19737RE: [Hammock Camping] Ripstop?
- Jan 14, 2009Yeah, my Speer Hammocks are made from ripstop nylon. One wouldn't want to
use cotton outside-absorbs water, stays wet & rots quickly. But it's easy
to prevent nylon sleeping pads from sliding around inside a nylon hammock by
using a 12"x12" square of shelf liner-yeah, the same stuff used to line
kitchen shelves. A 5' piece at Wal-Mart is about 1$. Placed beneath the
sleeping pad, it will prevent slipping & sliding. Of course, many folks do
move on to underquilts for hammock warmth since they can eliminate the
sleeping pads altogether..Ed
Moderator, Hammock Camping List
Author, Hammock Camping book
Editor, Hammock Camping Newsletters
Owner, Speer Hammocks Inc
From: email@example.com [mailto:firstname.lastname@example.org]
On Behalf Of m2b1997
Sent: Wednesday, January 14, 2009 8:01 AM
Subject: [Hammock Camping] Ripstop?
Just checking. Aren't the hammocks built by Ed and Hennessey normally
made from ripstop nylon. They aren't using the sport nylon are they?
I bought some ripstop last night and I'm little surprised by the BIG
differences I noticed between the nylon hammock and the cotton
hammock. Yeah, for outdoor use not much could beat nylon but indoor
use...I'll take the cotton any day.
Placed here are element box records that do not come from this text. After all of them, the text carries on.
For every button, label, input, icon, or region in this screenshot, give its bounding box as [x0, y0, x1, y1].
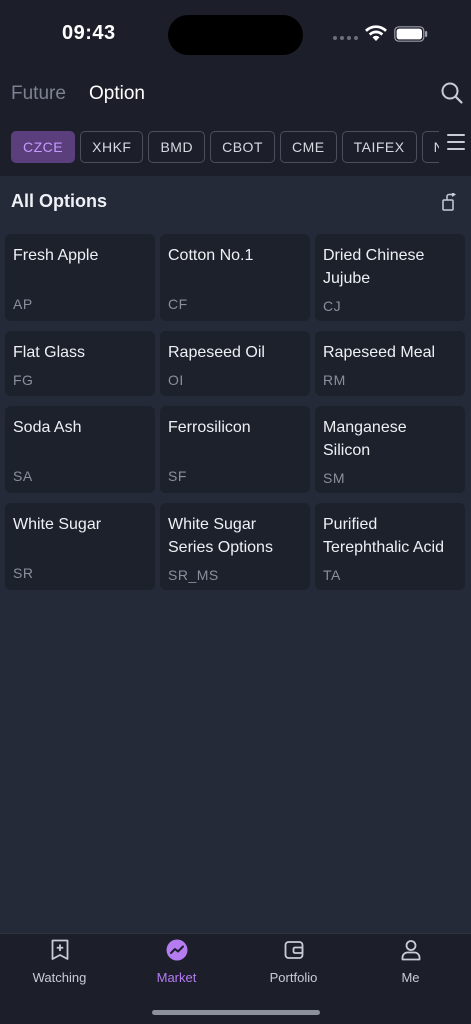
- exchange-chip-list: CZCE XHKF BMD CBOT CME TAIFEX NYMEX: [11, 131, 439, 165]
- exchange-chip-nymex[interactable]: NYMEX: [421, 131, 439, 163]
- option-card[interactable]: White Sugar Series Options SR_MS: [160, 503, 310, 590]
- search-icon[interactable]: [440, 81, 464, 105]
- option-code: CF: [168, 296, 188, 312]
- top-header: Future Option: [0, 70, 471, 120]
- option-code: SR: [13, 565, 34, 581]
- option-name: Manganese Silicon: [323, 419, 407, 459]
- option-name: Fresh Apple: [13, 247, 99, 264]
- option-name: Soda Ash: [13, 419, 82, 436]
- menu-icon[interactable]: [447, 134, 465, 152]
- option-card[interactable]: Manganese Silicon SM: [315, 406, 465, 493]
- option-name: White Sugar Series Options: [168, 516, 273, 556]
- home-indicator: [152, 1010, 320, 1015]
- option-name: Flat Glass: [13, 344, 86, 361]
- nav-label-watching: Watching: [32, 970, 87, 985]
- option-card[interactable]: Purified Terephthalic Acid TA: [315, 503, 465, 590]
- option-card[interactable]: Rapeseed Meal RM: [315, 331, 465, 396]
- tab-option[interactable]: Option: [89, 83, 145, 105]
- nav-item-me[interactable]: Me: [352, 938, 469, 985]
- option-card[interactable]: Flat Glass FG: [5, 331, 155, 396]
- option-code: SF: [168, 468, 187, 484]
- nav-item-watching[interactable]: Watching: [1, 938, 118, 985]
- cellular-signal-icon: [333, 36, 358, 40]
- option-name: Purified Terephthalic Acid: [323, 516, 444, 556]
- market-trend-icon: [166, 939, 187, 961]
- exchange-chip-cme[interactable]: CME: [279, 131, 337, 163]
- nav-item-market[interactable]: Market: [118, 938, 235, 985]
- option-code: RM: [323, 372, 346, 388]
- battery-icon: [394, 26, 428, 42]
- option-code: SM: [323, 470, 345, 486]
- option-code: SA: [13, 468, 33, 484]
- option-name: Ferrosilicon: [168, 419, 251, 436]
- dynamic-island: [168, 15, 303, 55]
- option-card[interactable]: Fresh Apple AP: [5, 234, 155, 321]
- option-name: White Sugar: [13, 516, 102, 533]
- exchange-chip-cbot[interactable]: CBOT: [210, 131, 275, 163]
- exchange-chip-czce[interactable]: CZCE: [11, 131, 76, 163]
- option-code: SR_MS: [168, 567, 219, 583]
- bookmark-plus-icon: [51, 939, 68, 960]
- option-name: Rapeseed Meal: [323, 344, 436, 361]
- exchange-chip-taifex[interactable]: TAIFEX: [341, 131, 417, 163]
- options-grid: Fresh Apple AP Cotton No.1 CF Dried Chin…: [5, 234, 466, 590]
- status-bar: 09:43: [0, 0, 471, 70]
- nav-label-market: Market: [156, 970, 197, 985]
- option-card[interactable]: Ferrosilicon SF: [160, 406, 310, 493]
- wallet-icon: [284, 941, 303, 959]
- nav-label-me: Me: [401, 970, 420, 985]
- option-code: OI: [168, 372, 184, 388]
- tab-future[interactable]: Future: [11, 83, 66, 105]
- nav-item-portfolio[interactable]: Portfolio: [235, 938, 352, 985]
- status-time: 09:43: [62, 22, 116, 44]
- option-code: CJ: [323, 298, 342, 314]
- option-code: AP: [13, 296, 33, 312]
- exchange-filter-bar: CZCE XHKF BMD CBOT CME TAIFEX NYMEX: [0, 120, 471, 176]
- option-name: Dried Chinese Jujube: [323, 247, 425, 287]
- option-code: FG: [13, 372, 34, 388]
- option-card[interactable]: White Sugar SR: [5, 503, 155, 590]
- option-card[interactable]: Soda Ash SA: [5, 406, 155, 493]
- option-name: Rapeseed Oil: [168, 344, 265, 361]
- option-card[interactable]: Rapeseed Oil OI: [160, 331, 310, 396]
- wifi-icon: [365, 25, 387, 41]
- rotate-icon[interactable]: [441, 193, 457, 211]
- option-card[interactable]: Cotton No.1 CF: [160, 234, 310, 321]
- option-card[interactable]: Dried Chinese Jujube CJ: [315, 234, 465, 321]
- user-icon: [401, 940, 420, 961]
- section-title: All Options: [11, 191, 107, 211]
- option-code: TA: [323, 567, 341, 583]
- nav-label-portfolio: Portfolio: [269, 970, 318, 985]
- exchange-chip-bmd[interactable]: BMD: [148, 131, 206, 163]
- exchange-chip-xhkf[interactable]: XHKF: [80, 131, 144, 163]
- option-name: Cotton No.1: [168, 247, 254, 264]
It is so much better in many ways
I can use the cotton hammock for a chair(sitting with my legs crossed
in the hammock, the backrest is great), but I wouldn't want to try it
with the nylon, it's not rigid/stiff enough to allow you to lean back
like the cotton is. The one annoying thing about nylon is how easily
the foam pad slids around. That's going to take some getting used to.
Admittedly, nylon does have the extra bit of water repellancy that
cotton doesn't. Hence why I said for outdoor use nylon rules.